Trachsel was horrible early — how Andruw Jones didn't hit one of the several awful pitches he saw in the first inning to the moon is beyond me — then settled down and pitched quite well. Met For a Minute John Thomson was horrible early and then settled down. After that, well, pick 'em: If you're feeling superstitious, you can leave this one moaning that we played well but it's Turner Field, so the other guy broke on top. If you're feeling philosophical (like I am these days) you can say that we made the kind of mistakes teams that are still works in progress make, and those were enough to beat us. Two stuck in my craw:

1. Victor Diaz trying some ludicrous little pop-up slide in the seventh when the only chance he had was to try and steamroll Johnny Estrada. Not to be all bloody-minded, but the only play there was the football play. I don't blame Manny Acta for sending him, though — it demanded a perfect throw to get Victor, and Jeff Francoeur uncorked a perfect throw. A beyond-perfect throw. Uncle, Monsieur Francoeur — we've heard of you now.

2. In the ninth, Marlon Anderson works a 2-2 count against Kyle Farnsworth, who's just come into the game, and singles. So Jose Reyes, of course, POPS UP THE FIRST PITCH. It's too late in the season and Jose has come too far for him to keep making these stupid, overaggressive mental mistakes.

Funny aside from Gary and Howie: The Mets tried to get a call against Francoeur tagging up from second, and Angel Hernandez said no.
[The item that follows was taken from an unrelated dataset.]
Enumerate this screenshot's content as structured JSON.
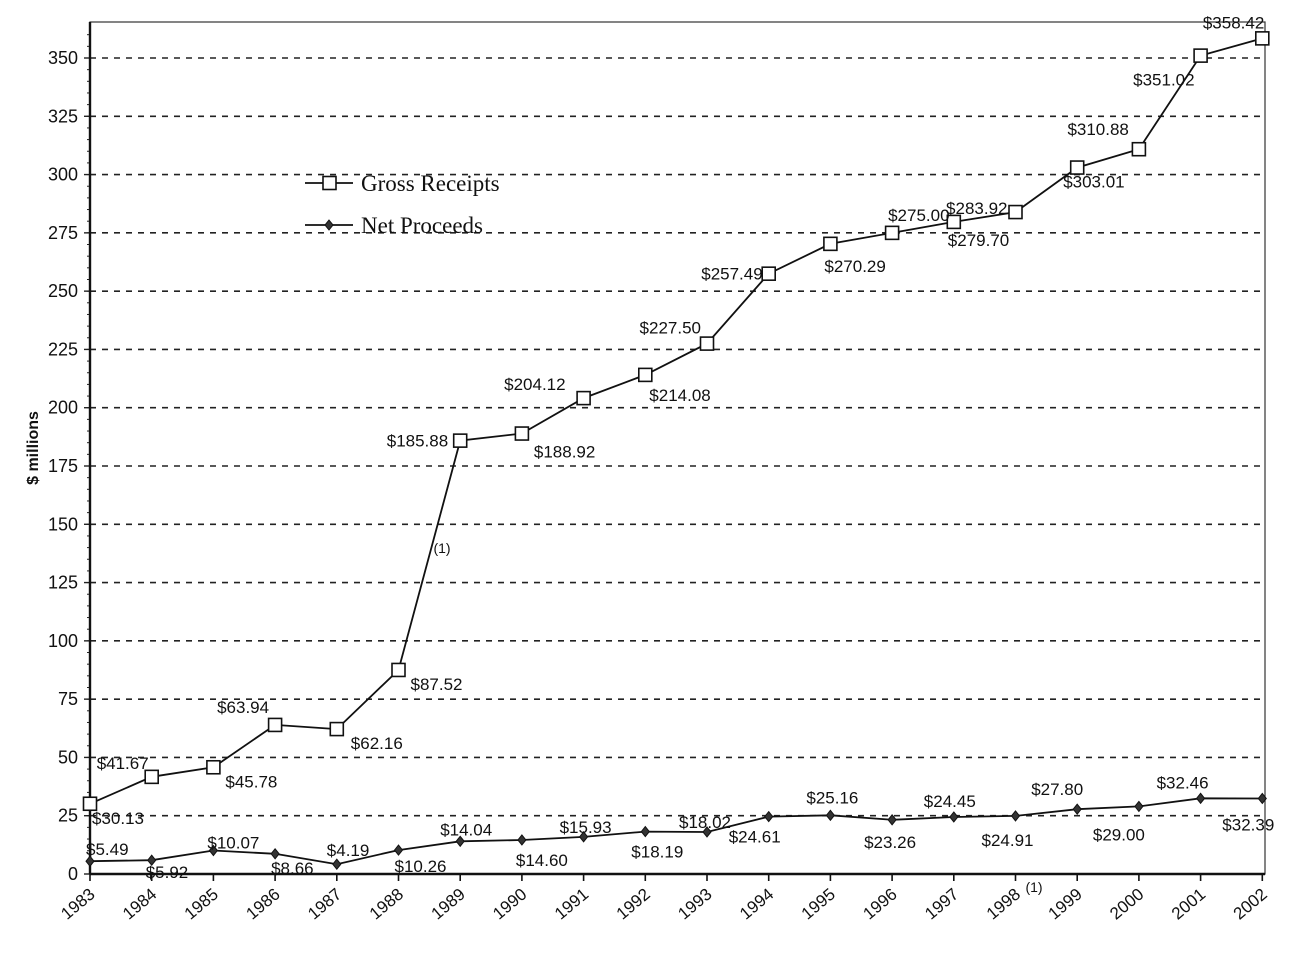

Howie noted this, and Gary chimes in, “Either that or he wasn't watching.” God bless Gary and Howie.

2 comments to Loathes, Labors, Lost

  • Anonymous

    Acta has actually been great for most of the year, but with Floyd on deck, and a guy with double digits in outfield assists in less than two months in the bigs (who uncorked a throw from the warning track on the fly to second base earlier in the game, just because he could), you gotta hold VD. You just can't let him get caught there at home.
    Meanwhile, that little popup slide was just another fetid feather in the Mets' Cap O' Crap from this past week.
    Finally, the other great aside from Gary and Howie was when they were talking about Matsui's suddenly newfound gold glove ability at second base. Gary: “You knew he had more range than Cairo, but what you didn't know was that he had more range than…Matsui.”

  • Anonymous

    Re the Diaz slide and bloody-mindedness: As I saw it unfold, I wished that we had Ty Wigginton around for a play like that. Safe or out, Estrada would've been resting peacefully in the on-deck circle afterward.